MC: 9.62989868323 Converted to degrees and minutes: 9°37′48″ Aries
Asc: 123.507983345667 = 3°30’28” Leo
cos e = cos 23.437101628 = 0.9174972619 ramc = sideral time * 15 = 8.8485279795
Cusp 10
tan L = cos e * tan(ramc + ad) this results in tan L = 0.9174972619 * tan(8.8485279795 + 0) tan L = 0.9174972619 * 0.1556755643 = 0.1428319040 L = 8.1286851908 8º 7' 43" Aries
Cusp 11
tan L = cos e * tan(ramc + ad) this results in tan L = 0.9174972619 * tan(8.8485279795 + 30) tan L = 0.9174972619 * 0.8054160913 = 0.7389670585 L = 36.4631803133 6º 27' 47" Taurus
Cusp 12
tan L = cos e * tan(ramc + ad) this results in tan L = 0.9174972619 * tan(8.8485279795 + 60) tan L = 0.9174972619 * 2.5846447895 = 2.3714045174 L = 67.1352838053 7º 8' 7" Gemini
Cusp 1
tan L = cos e * tan(ramc + ad) this results in tan L = 0.9174972619 * tan(8.8485279795 + 90) tan L = 0.9174972619 * -6.4236157080 = -5.8936498236 L = -80.3701013160 + 180 (çorrection for quadrant) = 99.629898684 9º 37' 48" Cancer
Cusp 2
tan L = cos e * tan(ramc + ad) this results in tan L = 0.9174972619 * tan(8.8485279795 + 120) tan L = 0.9174972619 * -1.2415942652 = -1.1391593387 L = -48.7220340324 + 180 (çorrection for quadrant) = 131.2779659676 11º 16' 41" Leo
Cusp 3
tan L = cos e * tan(ramc + ad) this results in tan L = 0.9174972619 * tan(8.8485279795 + 150) tan L = 0.9174972619 * -0.3869003602 = -0.3549800211 L = -19.5438457294 + 180 (çorrection for quadrant) = 160.4561542706 10 gr 27' 22" Virgo
References
- Callanan, Thomas – The Astrology of Jean Baptiste Morin, http://www.skyscript.co.uk/morin.html
- Holden, Ralph William – The elements of house division. Romford, 1977.
- Morin, Jean-Baptiste. Vert. James Herschel Holden – Astrologia Gallica. Book 17: The Astrological Houses. Tempe, AZ, 2008.

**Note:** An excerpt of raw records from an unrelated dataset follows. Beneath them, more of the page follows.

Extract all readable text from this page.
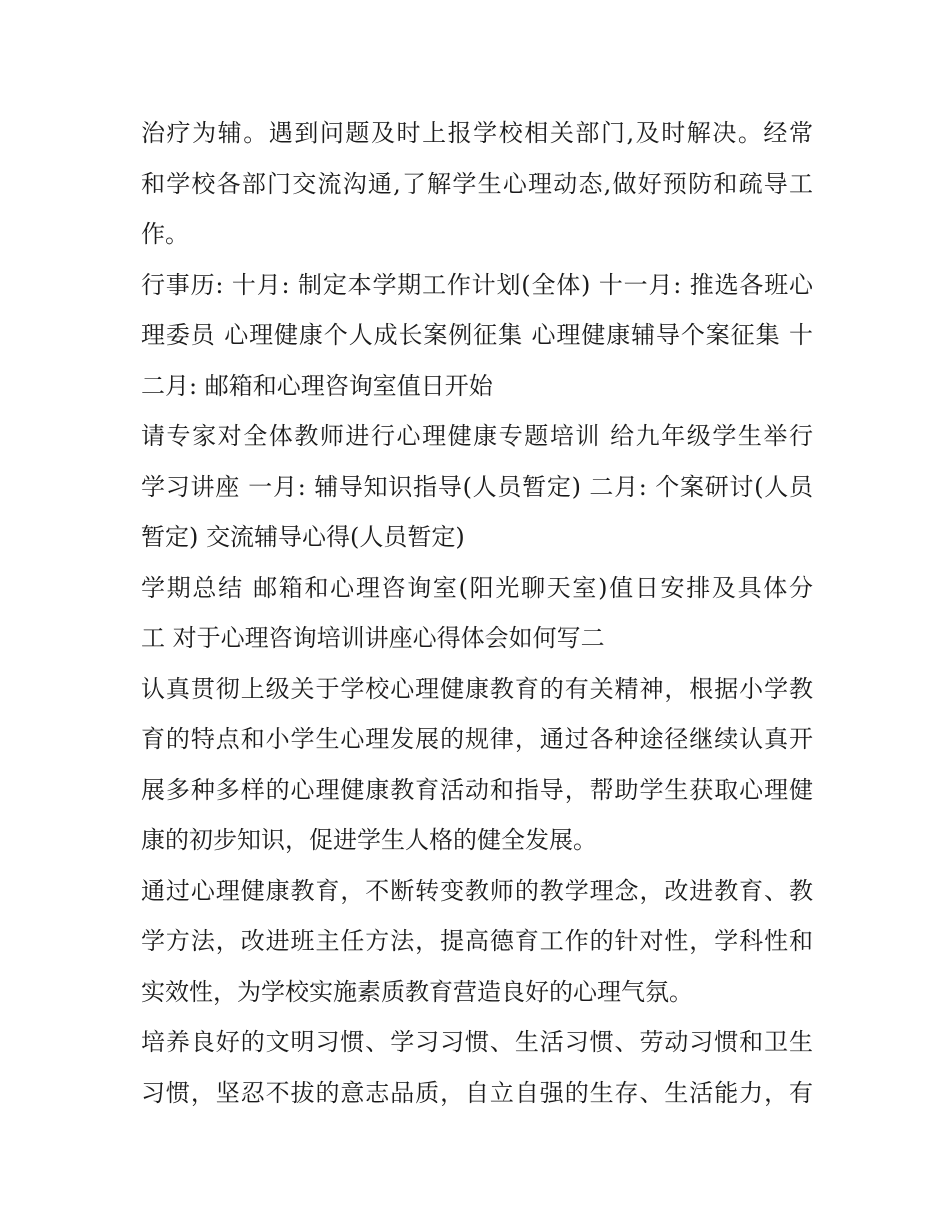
治疗为辅。遇到问题及时上报学校相关部门,及时解决。经常
和学校各部门交流沟通,了解学生心理动态,做好预防和疏导工
作。
行事历: 十月: 制定本学期工作计划(全体) 十一月: 推选各班心
理委员 心理健康个人成长案例征集 心理健康辅导个案征集 十
二月: 邮箱和心理咨询室值日开始
请专家对全体教师进行心理健康专题培训 给九年级学生举行
学习讲座 一月: 辅导知识指导(人员暂定) 二月: 个案研讨(人员
暂定) 交流辅导心得(人员暂定)
学期总结 邮箱和心理咨询室(阳光聊天室)值日安排及具体分
工 对于心理咨询培训讲座心得体会如何写二
认真贯彻上级关于学校心理健康教育的有关精神，根据小学教
育的特点和小学生心理发展的规律，通过各种途径继续认真开
展多种多样的心理健康教育活动和指导，帮助学生获取心理健
康的初步知识，促进学生人格的健全发展。
通过心理健康教育，不断转变教师的教学理念，改进教育、教
学方法，改进班主任方法，提高德育工作的针对性，学科性和
实效性，为学校实施素质教育营造良好的心理气氛。
培养良好的文明习惯、学习习惯、生活习惯、劳动习惯和卫生
习惯，坚忍不拔的意志品质，自立自强的生存、生活能力，有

- Munkasey, Michael – The Astrological thesaurus, p. 424. Book 1. St. Paul, 1993.
- Spat, Werner – Das “Ideale” Häusersystem. In Meridian jg. 1994, nr. 4. Juli/aug. 1994 (german).
- Stubbs, C. – Heaven’s Message (Letter to the editor). Astrological Journal Vol. 29 Nr. 6. November/December, 1987.

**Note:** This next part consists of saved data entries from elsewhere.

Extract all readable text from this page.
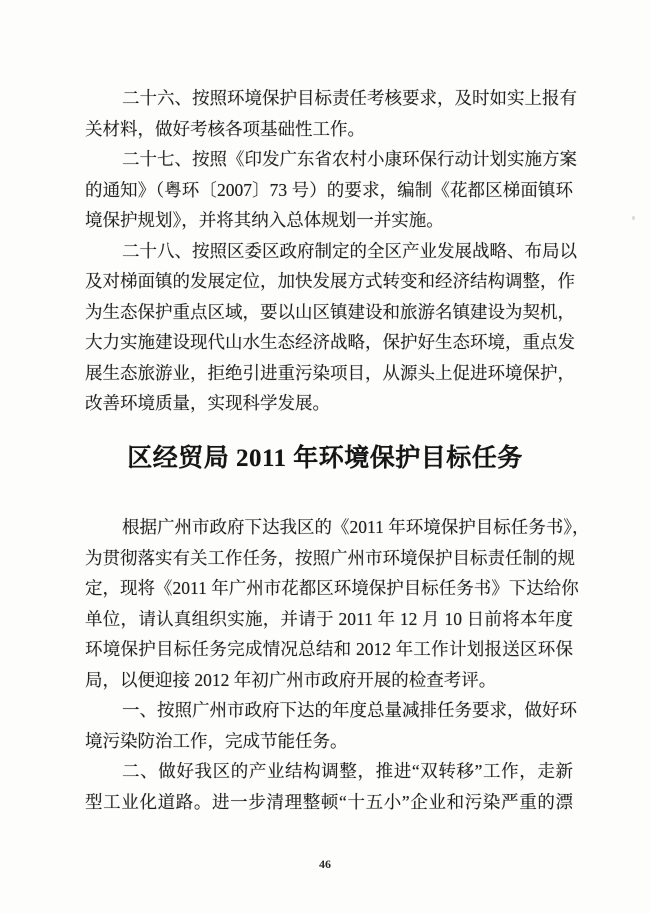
二十六、按照环境保护目标责任考核要求，及时如实上报有
关材料，做好考核各项基础性工作。
二十七、按照《印发广东省农村小康环保行动计划实施方案
的通知》（粤环〔2007〕73 号）的要求，编制《花都区梯面镇环
境保护规划》，并将其纳入总体规划一并实施。
二十八、按照区委区政府制定的全区产业发展战略、布局以
及对梯面镇的发展定位，加快发展方式转变和经济结构调整，作
为生态保护重点区域，要以山区镇建设和旅游名镇建设为契机，
大力实施建设现代山水生态经济战略，保护好生态环境，重点发
展生态旅游业，拒绝引进重污染项目，从源头上促进环境保护，
改善环境质量，实现科学发展。
区经贸局 2011 年环境保护目标任务
根据广州市政府下达我区的《2011 年环境保护目标任务书》，
为贯彻落实有关工作任务，按照广州市环境保护目标责任制的规
定，现将《2011 年广州市花都区环境保护目标任务书》下达给你
单位，请认真组织实施，并请于 2011 年 12 月 10 日前将本年度
环境保护目标任务完成情况总结和 2012 年工作计划报送区环保
局，以便迎接 2012 年初广州市政府开展的检查考评。
一、按照广州市政府下达的年度总量减排任务要求，做好环
境污染防治工作，完成节能任务。
二、做好我区的产业结构调整，推进“双转移”工作，走新
型工业化道路。进一步清理整顿“十五小”企业和污染严重的漂
46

- Stubbs, Chris – Het Mars-effect en het sectorsysteem van Morinus. Urania vol. 97 nr. 4. Oktober 2003. Online http://wva-astrologie.nl/images/pdf/ura974.pdf (dutch).
- Stubbs, Chris – Nogmaals het Morinus sectorensysteem. Urania vol. 100 nr. 1. April 2006. Online: http://wva-astrologie.nl/images/pdf/ura100-1.pdf (dutch).
- Wharton, George – The Cabal of the twelve Houses Astrological from Morinus. Translation of a part of the Astrologia Gallica, book 17. Published by John Gadbury in 1659.